When it comes to marketing design on the internet, many online logo design companies have developed split personalities, pretending they’re someone else, located somewhere they’re not, and offering the exact same services for different pricing on different websites.
When it comes to designing your logo, you’re probably going to do what we all do when looking for anything these days. Search for a vendor online. Very cool. A link from somewhere else is probably how you found our site, and probably this very article. That’s how all this is supposed to work. The trouble is, selling online logo design services a very competitive business. It’s also a fairly lucrative one, if, that is, you can get enough eyes on your website. Or in the case of logo design sock puppetry, enough eyes on all of their websites. Having several different websites promoting one company ain’t a big deal in the online world. Everybody does it. It’s when a multitude of websites pretend to be promoting several different companies, that are really all the same company that things can get a little odd. When you factor in the lengths that these companies go to hide those connections, you’ve gotta be just a little concerned. Here’s why you should be concerned about hiring a sock puppet design firm to create your new company logo.
For some odd reason, a lot of folks from South East Asia who are selling online logo design services, are also heavily connected to questionable online college diplomas. Prefabricated college term papers. Student loans even. College affiliate revenues. Not sure what the connection is, save things that can be sold completely online, via the internet, without much in the way of oversight, or overhead. Such connections often have some comical results, especially when they use fake physical addresses to bolster their USA location bona fides. There’s a couple of sites, run by a huge IT company in Pakistan, that featured one such US address on their website. Trouble is, that address just happened to be an abandoned warehouse in Delaware (due to Delaware’s lax foreign corporation laws), and just happened to get shown on a CNN report about a fake diploma and University degree scandal that had blown up at the United Nations that resulted in some high-profile firings. The logo design sites changed the town listed on their website pretty damn fast, but the street address remains the same, rendering it moot.
How can you tell a sock puppet website? One such way is their phone number (if their site even bothers to list one in the first place). Websites are cheap. Toll free numbers, through US based VOIP modem phones aren’t, so a search of phone numbers will generally reveal connections with other sites. Often to phone numbers that are connected to spammers, as these VOIP numbers are recycled between customers. Trouble is, sock puppet sites are getting wise to this one, and are now featuring .gif phone number images to which search engine spiders are blind. But that’s okay. Most companies want their phone numbers to be picked up by search engines, so if the website you’re perusing has turned their phone number into an image, ask yourself ‘why did they turn their phone number into an image?’ Because they don’t want you to connect their various sock puppet sites is why.

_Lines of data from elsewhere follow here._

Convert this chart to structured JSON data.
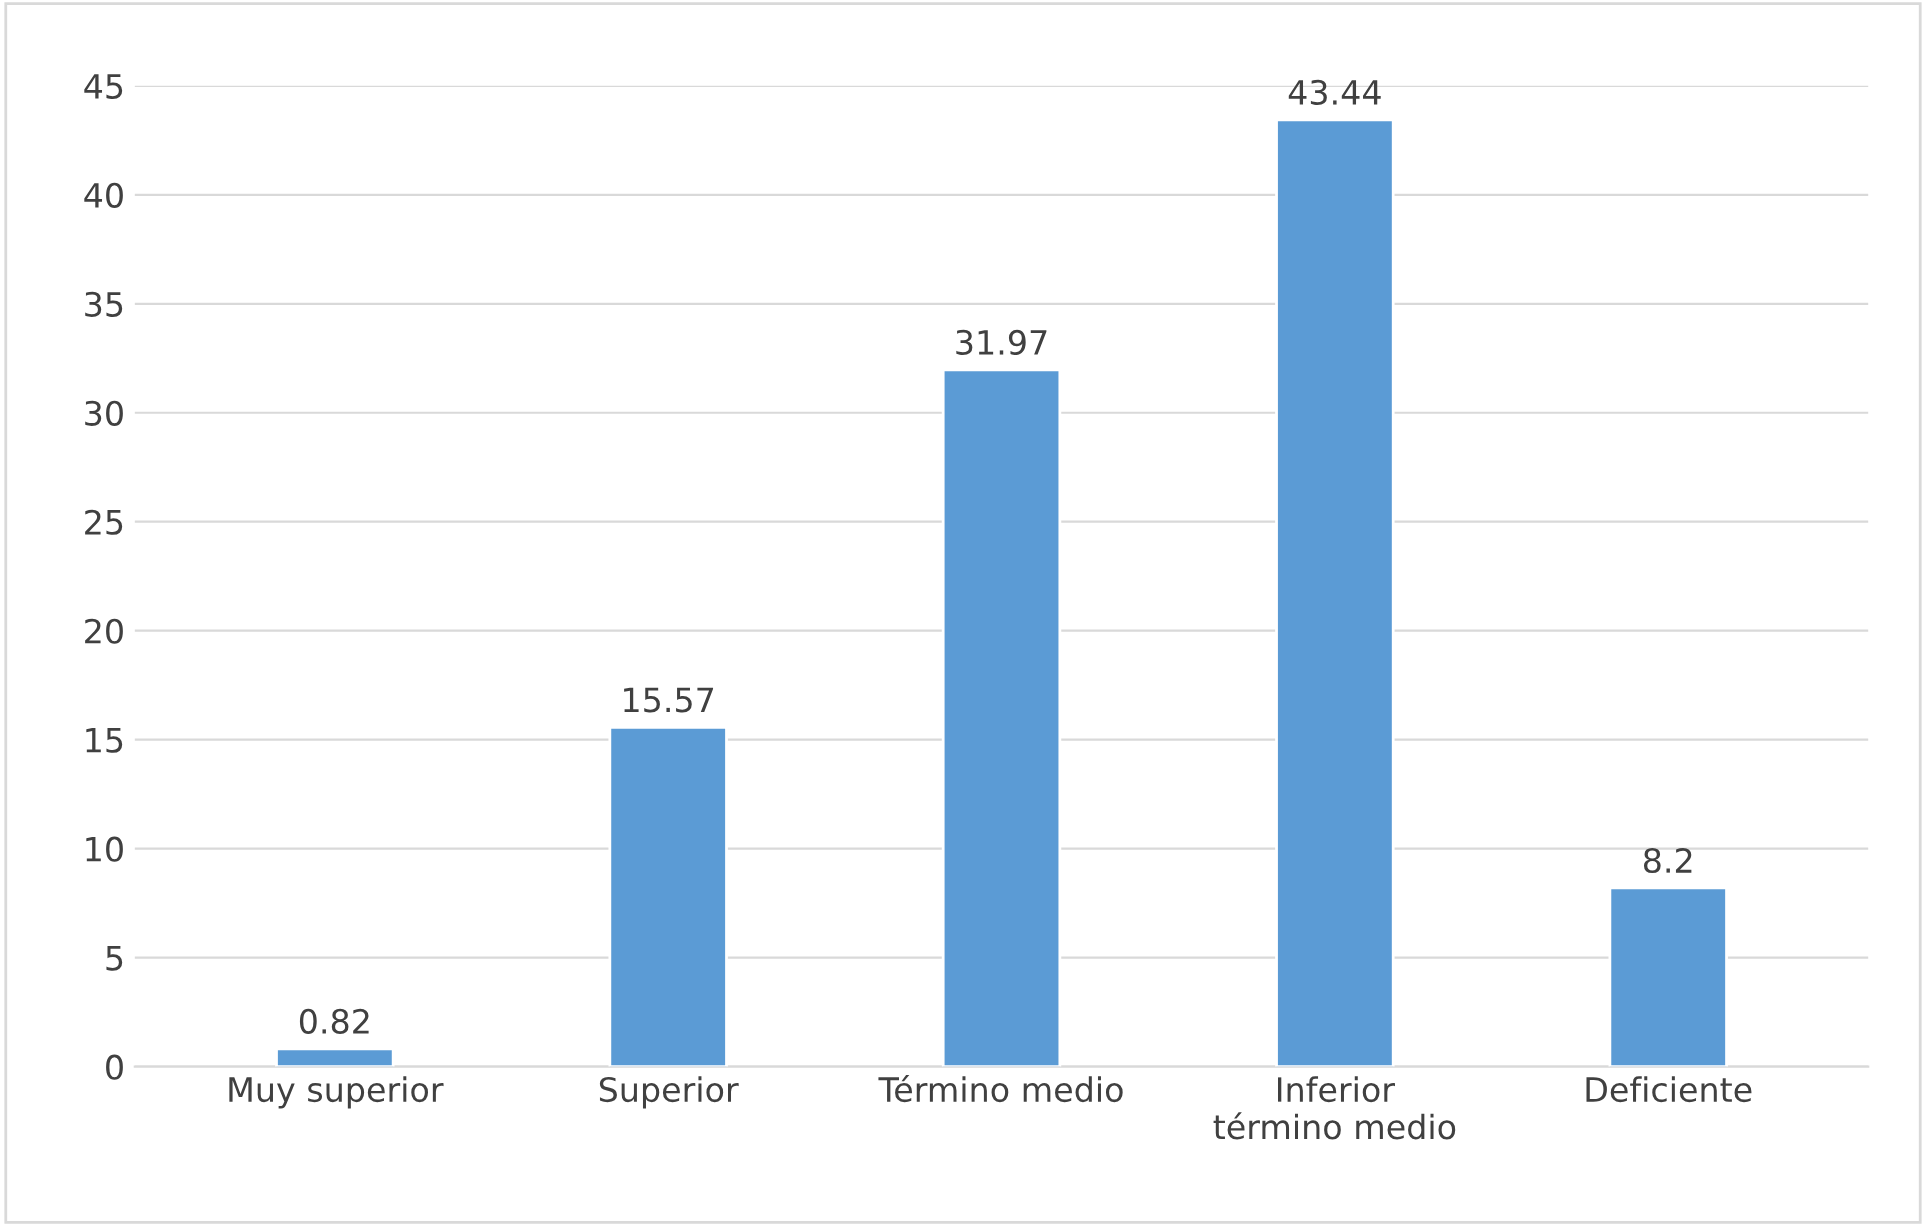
{
  "chart_data": {
    "type": "bar",
    "categories": [
      "Muy superior",
      "Superior",
      "Término medio",
      "Inferior\ntérmino medio",
      "Deficiente"
    ],
    "values": [
      0.82,
      15.57,
      31.97,
      43.44,
      8.2
    ],
    "color": "#5b9bd5",
    "ylim": [
      0,
      45
    ],
    "yticks": [
      0,
      5,
      10,
      15,
      20,
      25,
      30,
      35,
      40,
      45
    ],
    "grid": "y",
    "data_labels": true
  }
}
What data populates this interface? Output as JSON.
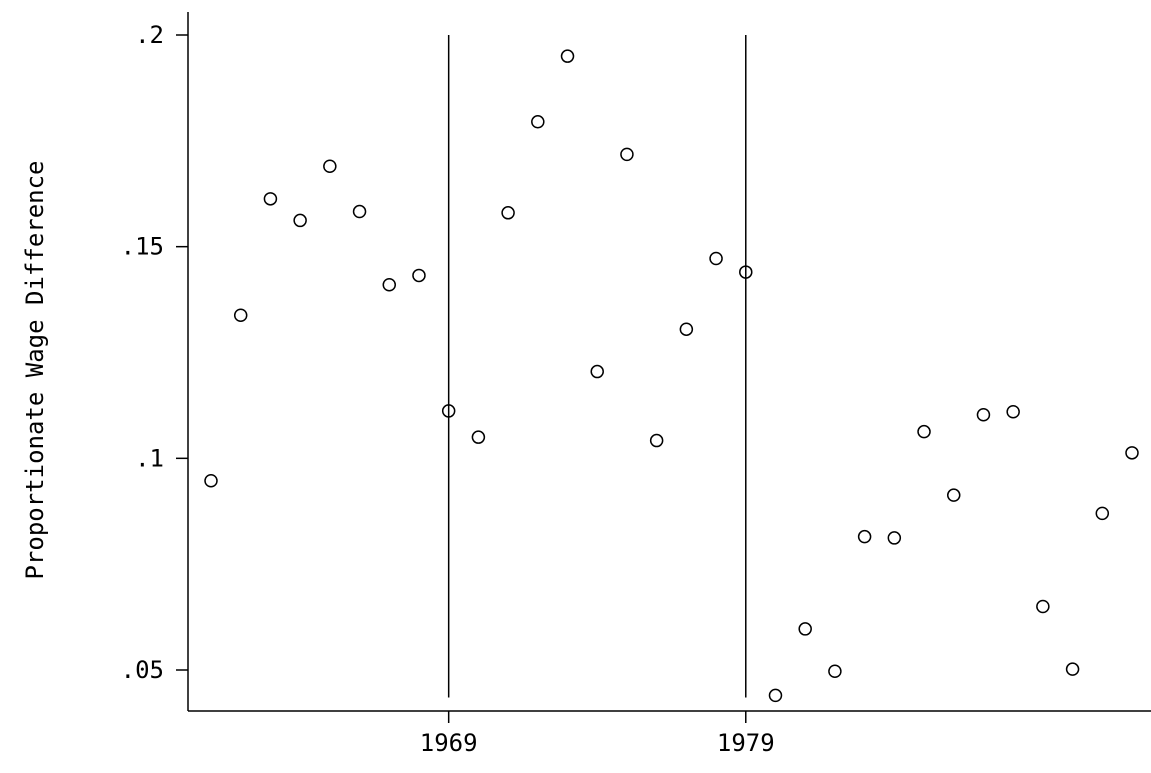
{
  "chart_data": {
    "type": "scatter",
    "ylabel": "Proportionate Wage Difference",
    "xlabel": "",
    "xlim": [
      1960.2,
      1994
    ],
    "ylim": [
      0.0405,
      0.2
    ],
    "y_ticks": [
      0.05,
      0.1,
      0.15,
      0.2
    ],
    "y_tick_labels": [
      ".05",
      ".1",
      ".15",
      ".2"
    ],
    "x_ticks": [
      1969,
      1979
    ],
    "x_tick_labels": [
      "1969",
      "1979"
    ],
    "reference_lines_x": [
      1969,
      1979
    ],
    "grid": false,
    "marker": "hollow-circle",
    "points": [
      {
        "x": 1961,
        "y": 0.0947
      },
      {
        "x": 1962,
        "y": 0.1338
      },
      {
        "x": 1963,
        "y": 0.1613
      },
      {
        "x": 1964,
        "y": 0.1562
      },
      {
        "x": 1965,
        "y": 0.169
      },
      {
        "x": 1966,
        "y": 0.1583
      },
      {
        "x": 1967,
        "y": 0.141
      },
      {
        "x": 1968,
        "y": 0.1432
      },
      {
        "x": 1969,
        "y": 0.1112
      },
      {
        "x": 1970,
        "y": 0.105
      },
      {
        "x": 1971,
        "y": 0.158
      },
      {
        "x": 1972,
        "y": 0.1795
      },
      {
        "x": 1973,
        "y": 0.195
      },
      {
        "x": 1974,
        "y": 0.1205
      },
      {
        "x": 1975,
        "y": 0.1718
      },
      {
        "x": 1976,
        "y": 0.1042
      },
      {
        "x": 1977,
        "y": 0.1305
      },
      {
        "x": 1978,
        "y": 0.1472
      },
      {
        "x": 1979,
        "y": 0.144
      },
      {
        "x": 1980,
        "y": 0.044
      },
      {
        "x": 1981,
        "y": 0.0597
      },
      {
        "x": 1982,
        "y": 0.0497
      },
      {
        "x": 1983,
        "y": 0.0815
      },
      {
        "x": 1984,
        "y": 0.0812
      },
      {
        "x": 1985,
        "y": 0.1063
      },
      {
        "x": 1986,
        "y": 0.0913
      },
      {
        "x": 1987,
        "y": 0.1103
      },
      {
        "x": 1988,
        "y": 0.111
      },
      {
        "x": 1989,
        "y": 0.065
      },
      {
        "x": 1990,
        "y": 0.0502
      },
      {
        "x": 1991,
        "y": 0.087
      },
      {
        "x": 1992,
        "y": 0.1013
      }
    ]
  }
}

Google Earth and its companion Street View are pretty cool too, and there’s quite a few logo design websites whose addresses are either empty fields or free-standing buildings that have nothing to do with logo design. I asked one site via chat window about their address being that of a stand-alone jewelry store, and they told me “we’re in the back”. Trouble is, there is no back, and the people in the jewelry store had never heard of the company. Funny enough, the jeweler told me, I wasn’t the first to ask. There’s another outfit who claims they’re a US based company with a Karachi office. As their Pennsylvania office consists of a couple of desks, while all their production is done in their Karachi facility, I’d argue they’re a Pakistan based company with a US office (their recent foray into the logo design contest & ‘crowdsourcing arena is being heavily promoted by a network of graphic design blogs, aimed at designers, that all deny connections to each other. The amount of logo raiding that forms most of the content for these blogs is astonishing). But it isn’t where these companies are located is the issue. It’s where they tell you they’re located, and the extreme lengths they’ll go to lie about it. Right to your face. Just business you say? Not where I’m from. I thought transparency was the key. We’d get more business if we pretended we were based in the US. It’s up to us to convince clients that a Canadian-based design shop can create decent logos.
Why is all this important? Here’s why. If the people behind a sock puppet logo website have no issue with lying to you about who they are and where they are, and what they’ve done, how does that square with their other website claims? When they say they’ll put five designers on your project will they really? Or will it be some poor solo Mac jockey, harried, overworked and underpaid, trying to keep up with a flood of website orders tossed on his workstation? When they say that all work is 100% custom, is it, or are you paying to look at designs that have been rejected from previous projects and assembled for your consideration because they sorta look like the stuff you asked for in your web brief? A frankensteined tinker-toy logo with your company name slapped across the bottom after thirty seconds of Adobe editing. And when they tell you about their unlimited revisions, are they really ‘unlimited’ (usually not) or do they pull the plug once your revision requests have taken your project into the non-profit area? See, buying stuff on on the internet is, to a great degree, based on trust. And if a company is willing to lie to you about such fundamentals as their own identity, the credibility of their entire pitch becomes suspect. It’s not often that folks who are lying to your face to get your money, will have an honesty epiphany when they get it. Cute little button eyes though.